Merge matrices task is located in the Pre-analysis tools section of the toolbox and it can handle two scenarios: Merge cells and Merge features (Figure 1). To start, select the first data node on the pipeline (e.g. single cell counts) and then select the Merge matrices task.


Figure 1. Setup page for Merge matrices task

Merge Cells

To use the Merge cells option, the data matrices (one or more) that are to be merged with the currently selected one should have the same features (e.g. genes), but distinct cells. Push the Select data nodes button and Partek Flow will display you a preview of the pipeline; the data nodes that can be merged are shown in blue. Click on the data node that you want to merge with the current one and push the Select button. The selected node will be shown under the Select data nodes button (Figure 2). Repeat the procedure if you would like to merge additional nodes. If you made a mistake, use the Clear selection icon. Push Finish to proceed.


Figure 2. Using Merge cells option. The selected data node is shown under the Select data nodes button (in this example: Normalized counts). More than one node can be selected for merging

Merge Features


projects with multiple data types for each sample such as CITE-Seq, Merge matrices can be used to combine two data nodes with different data types into one data node. 

Prerequisites for running Merge matrices 

  1. There must samples with more than one type of data in the project
  2. There must be separate counts data nodes for each data type

Running Merge matrices

  • Click the first counts data node
  • Click the Pre-analysis tools section of the toolbox
  • Click Merge matrices 

A second data node of a different type than the first selected data node is chosen automatically.

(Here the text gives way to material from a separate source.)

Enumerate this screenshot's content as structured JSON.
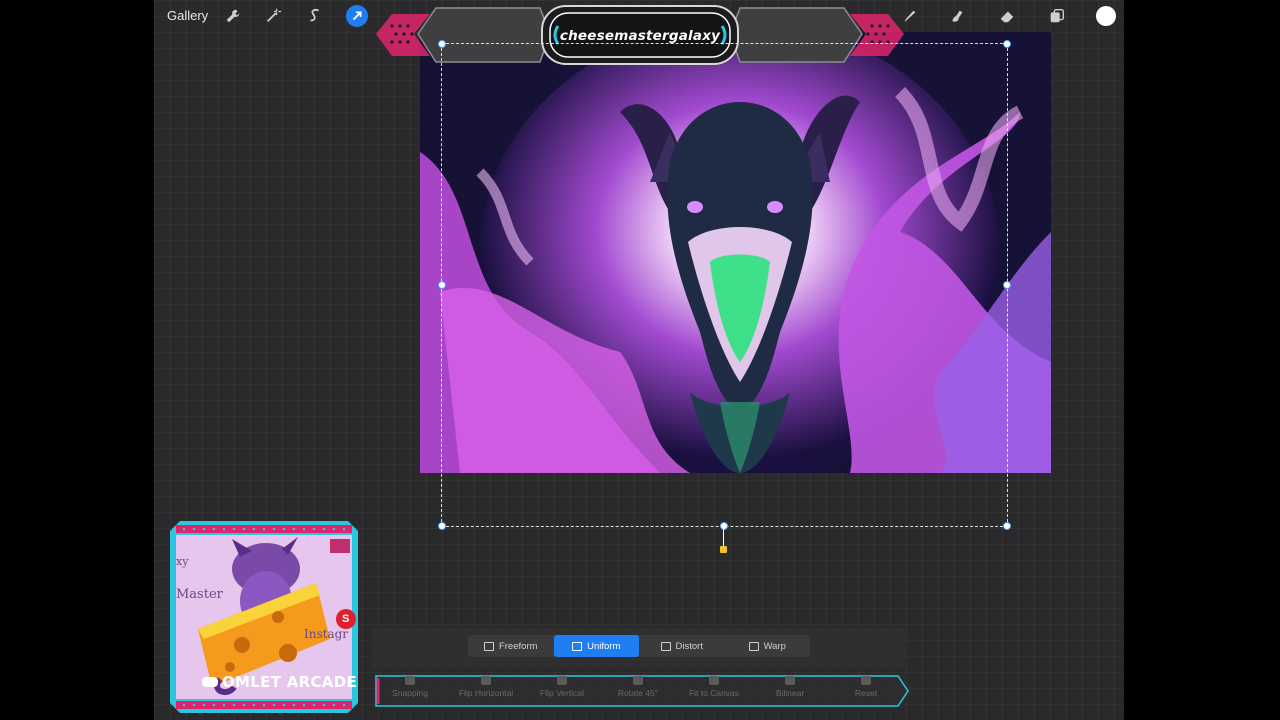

The second data node can selected manually using the Select data node button. 

  • Click Select data node to choose the second data node you want to merge (Figure 1)


Figure 3. Opening the data node selector

  • Double-click the second data node to select it (Figure 2)


Figure 4. Choosing the second matrix

  • Click Finish to run

Merged counts data node is produced (Figure 3). 


Figure 5. Merged counts output
The intersection of observations (cells and/or samples) from the two input matrices is included in the merged matrix. 

Once two data types have been merged, they can be split using Split matrix.

For a practical example using Merge matrices, please see our tutorial on Analyzing CITE-Seq Data


Additional Assistance

If you need additional assistance, please visit our support page to submit a help ticket or find phone numbers for regional support.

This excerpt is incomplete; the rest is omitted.